Complainer/Praiser
This morning while walking I realized that there are dueling opinions about the state of the world (mine and the greater one) that play out in my head. There’s the complainer and the praiser—the first is dissatisfied with my body, my thoughts, my environments, accomplishments, attitudes, my neighbors, friends, the president, air, water and noise pollution, and on and on and on. This one, the kvetcher, seems to think it’s important to be vigilant about what’s not perfect, dilapidated, sliding, tainted and just NOT RIGHT. There’s some kind of belief that enumerating these less-than-perfect attributes is important—that be doing so one (well, I) will be in a better position to improve them. If I don’t remind myself 20-30 times a day that my back would feel better, I’d drop a dress size and extend my life a few months if I lost twenty pounds, well then, I’m not doing my job, which is, of course, to improve, to attain what I know is possible and best for myself. Otherwise, gulp, I’ve failed, I’m a loser and I’ll be back next time around weighing 350 pounds and have to deal with it all over again, only worse.
At our house here in L.A. we have a beautiful oval-shaped swimming pool in the back and a hot tub that we bought when we moved here. This morning, after walking the dogs and watering the plants I was feeling hot and sweaty so I jumped in the pool (which was pretty cold, since we don’t heat it) and then in the hot tub for a while, then back in the pool. Afterwards, I sat outside, relaxed, enjoying the sun. I realized it had been a couple of weeks since I had slowed down long enough to really see the world around me—the way the light plays off the water, the brilliant orange flower draping over the wall, the shimmer of the fichus leaves against the sky. Oh, I had noticed, but I hadn’t seen, hadn’t taken them in. My head had been too full of stuff that needs to get done, stuff I need to figure out, stuff I believe or don’t believe, blah, blah, blah. You know what I mean.
So, sitting there I felt the presence of gratitude, of the praiser, inside—in awe of the wonder of existence. I started thinking about the difference between the perception of how screwed up everything is and the perception that everything is just as it is supposed to be. Listening to the traffic out on the street and thinking of the people in the cars, in the malls, at work, at home, all across the country and the globe—thinking how few of them, how very few of them, ever stop, ever give over to the fragility of their lives, the precious moments that slip by, slip by, and are gone. It made me wonder what would happen if, instead of the bravado and posturing of politicians (like what we witnessed at the U.N. this week), these leaders, these men and women went together on a retreat to meditate, chant, write, speak in a scared circle, tell their stories, if they got real, and felt each other and the pain inside each other’s hearts. I wonder what would happen if each of us vowed to go past the fear and anger that masks our vulnerability and decided it was okay to weep at the sight of beauty, to sing out the truth, to affirm every moment of every day that what is here, what is now, will not always be, that we are here only temporarily and what we do while we are here is the legacy we leave those who come after us—our children and their children.

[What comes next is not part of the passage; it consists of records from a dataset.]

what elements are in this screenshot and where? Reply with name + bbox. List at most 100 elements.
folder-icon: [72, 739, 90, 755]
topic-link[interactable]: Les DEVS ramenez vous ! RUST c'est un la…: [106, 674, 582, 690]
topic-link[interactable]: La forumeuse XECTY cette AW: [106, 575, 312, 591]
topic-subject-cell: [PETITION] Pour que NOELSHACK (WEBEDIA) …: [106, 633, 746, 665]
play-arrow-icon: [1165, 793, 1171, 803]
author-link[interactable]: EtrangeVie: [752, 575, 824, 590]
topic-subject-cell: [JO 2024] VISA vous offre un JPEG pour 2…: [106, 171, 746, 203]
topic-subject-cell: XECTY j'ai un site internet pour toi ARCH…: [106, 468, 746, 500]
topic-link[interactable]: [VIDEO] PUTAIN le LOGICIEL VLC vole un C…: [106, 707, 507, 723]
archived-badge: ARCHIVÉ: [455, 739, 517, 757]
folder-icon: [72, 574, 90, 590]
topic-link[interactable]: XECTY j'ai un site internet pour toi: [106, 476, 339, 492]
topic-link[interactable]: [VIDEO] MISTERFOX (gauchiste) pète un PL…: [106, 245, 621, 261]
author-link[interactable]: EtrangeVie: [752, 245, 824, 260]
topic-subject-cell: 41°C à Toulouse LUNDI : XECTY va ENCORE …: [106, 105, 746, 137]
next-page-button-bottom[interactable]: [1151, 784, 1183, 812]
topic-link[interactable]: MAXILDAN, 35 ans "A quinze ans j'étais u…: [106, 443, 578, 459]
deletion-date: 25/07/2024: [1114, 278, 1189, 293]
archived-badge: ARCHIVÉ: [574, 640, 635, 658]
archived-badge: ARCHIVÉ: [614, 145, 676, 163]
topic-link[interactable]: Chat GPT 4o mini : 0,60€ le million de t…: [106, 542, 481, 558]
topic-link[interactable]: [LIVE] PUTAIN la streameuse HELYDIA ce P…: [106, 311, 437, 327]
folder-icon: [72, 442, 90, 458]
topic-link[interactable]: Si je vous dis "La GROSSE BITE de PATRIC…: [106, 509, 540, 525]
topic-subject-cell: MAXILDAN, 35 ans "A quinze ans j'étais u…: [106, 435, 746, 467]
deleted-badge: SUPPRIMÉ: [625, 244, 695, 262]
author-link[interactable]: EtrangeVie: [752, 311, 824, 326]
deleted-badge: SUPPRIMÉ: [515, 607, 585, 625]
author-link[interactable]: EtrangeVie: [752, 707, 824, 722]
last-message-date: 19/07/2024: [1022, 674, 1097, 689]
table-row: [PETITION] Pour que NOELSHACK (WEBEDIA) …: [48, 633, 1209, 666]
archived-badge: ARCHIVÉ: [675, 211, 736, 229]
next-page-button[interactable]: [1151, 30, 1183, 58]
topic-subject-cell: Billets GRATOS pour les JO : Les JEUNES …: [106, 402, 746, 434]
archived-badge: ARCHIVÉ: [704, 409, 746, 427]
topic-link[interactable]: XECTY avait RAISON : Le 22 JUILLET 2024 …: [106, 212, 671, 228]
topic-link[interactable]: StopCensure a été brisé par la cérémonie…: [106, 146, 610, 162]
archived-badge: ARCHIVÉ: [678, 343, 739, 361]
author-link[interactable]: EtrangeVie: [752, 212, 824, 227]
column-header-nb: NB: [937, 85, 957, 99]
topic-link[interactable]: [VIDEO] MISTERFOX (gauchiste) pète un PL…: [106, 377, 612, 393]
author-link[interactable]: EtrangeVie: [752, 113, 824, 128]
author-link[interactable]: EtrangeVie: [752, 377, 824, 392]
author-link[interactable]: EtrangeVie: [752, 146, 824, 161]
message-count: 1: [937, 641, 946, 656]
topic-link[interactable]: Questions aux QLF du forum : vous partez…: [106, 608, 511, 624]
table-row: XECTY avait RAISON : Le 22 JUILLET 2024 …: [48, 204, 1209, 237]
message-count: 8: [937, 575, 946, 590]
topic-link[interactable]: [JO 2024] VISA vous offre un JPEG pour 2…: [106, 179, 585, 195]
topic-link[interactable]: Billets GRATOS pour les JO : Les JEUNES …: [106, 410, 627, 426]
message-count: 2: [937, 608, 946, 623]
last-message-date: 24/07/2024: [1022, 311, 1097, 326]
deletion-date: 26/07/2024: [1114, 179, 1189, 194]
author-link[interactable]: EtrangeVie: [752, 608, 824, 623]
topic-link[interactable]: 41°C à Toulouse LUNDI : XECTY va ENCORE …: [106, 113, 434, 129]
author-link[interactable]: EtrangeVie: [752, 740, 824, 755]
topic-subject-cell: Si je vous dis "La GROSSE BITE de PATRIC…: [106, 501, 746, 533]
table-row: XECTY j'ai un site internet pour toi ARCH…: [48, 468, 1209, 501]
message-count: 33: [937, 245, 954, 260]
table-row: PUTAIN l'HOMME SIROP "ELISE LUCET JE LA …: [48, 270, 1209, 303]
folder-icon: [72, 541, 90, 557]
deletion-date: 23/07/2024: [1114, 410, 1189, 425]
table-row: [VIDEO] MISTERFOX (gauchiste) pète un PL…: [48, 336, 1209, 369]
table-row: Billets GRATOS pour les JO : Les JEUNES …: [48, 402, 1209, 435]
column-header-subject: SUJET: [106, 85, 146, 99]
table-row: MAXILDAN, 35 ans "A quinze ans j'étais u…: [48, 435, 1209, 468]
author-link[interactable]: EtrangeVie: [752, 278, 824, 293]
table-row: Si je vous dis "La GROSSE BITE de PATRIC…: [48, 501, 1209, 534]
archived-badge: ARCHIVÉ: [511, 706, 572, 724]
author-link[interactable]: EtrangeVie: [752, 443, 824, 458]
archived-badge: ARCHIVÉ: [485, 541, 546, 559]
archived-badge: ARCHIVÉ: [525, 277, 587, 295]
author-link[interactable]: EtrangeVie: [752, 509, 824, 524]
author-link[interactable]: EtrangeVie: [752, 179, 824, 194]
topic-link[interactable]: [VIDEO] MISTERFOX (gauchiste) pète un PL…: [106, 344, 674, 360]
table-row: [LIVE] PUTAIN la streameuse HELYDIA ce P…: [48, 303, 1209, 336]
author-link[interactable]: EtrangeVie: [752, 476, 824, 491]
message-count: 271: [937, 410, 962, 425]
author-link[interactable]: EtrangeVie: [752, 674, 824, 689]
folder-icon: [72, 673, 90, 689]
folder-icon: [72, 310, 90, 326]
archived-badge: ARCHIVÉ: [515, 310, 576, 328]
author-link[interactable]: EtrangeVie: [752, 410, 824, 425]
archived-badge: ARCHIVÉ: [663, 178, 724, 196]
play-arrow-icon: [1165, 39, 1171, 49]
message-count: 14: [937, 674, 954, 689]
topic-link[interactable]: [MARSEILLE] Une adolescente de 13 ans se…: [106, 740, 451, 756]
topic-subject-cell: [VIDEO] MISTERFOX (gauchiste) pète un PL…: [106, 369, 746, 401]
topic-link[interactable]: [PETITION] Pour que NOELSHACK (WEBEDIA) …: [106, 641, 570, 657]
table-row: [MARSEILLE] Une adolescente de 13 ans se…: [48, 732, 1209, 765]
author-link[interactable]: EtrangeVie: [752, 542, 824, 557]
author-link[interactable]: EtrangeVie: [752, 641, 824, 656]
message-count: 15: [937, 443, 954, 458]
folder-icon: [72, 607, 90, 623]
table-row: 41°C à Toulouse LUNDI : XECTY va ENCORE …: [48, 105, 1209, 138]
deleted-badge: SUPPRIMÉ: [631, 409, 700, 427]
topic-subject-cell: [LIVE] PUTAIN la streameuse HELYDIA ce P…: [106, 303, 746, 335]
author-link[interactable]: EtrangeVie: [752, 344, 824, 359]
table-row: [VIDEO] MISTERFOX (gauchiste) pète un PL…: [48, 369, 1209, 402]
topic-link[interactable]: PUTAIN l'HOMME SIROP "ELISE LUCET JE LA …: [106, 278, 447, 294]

I’m not sure if the complainer will ever completely fade out of my head. She’s pretty tenacious. I’m thinking though, if I make the effort to slow down and catch up with myself, take in what “is” and see it as so very right and so very perfect—I might just get the upper hand. I’m not naive enough to think that I’ll see President Bush and Venezuelan President Hugo Chavez sit side by side in a seminar to learn “nonviolent communication” and heal their differences. It does occur to me though, that the most important work being done on this planet today is by those who attend those conferences, who do go to meditation and poetry and yoga retreats. As often as it has been quoted, what MhaAtma Ghandi said will always ring true, “Be the change you wish to see in the world.” It’s the only thing we really have control over, our hearts, our minds, the way we see each other as we walk down the street, the way we see ourselves when we look in the mirror. Why not live in kindness, in hope, in gratitude? Why not?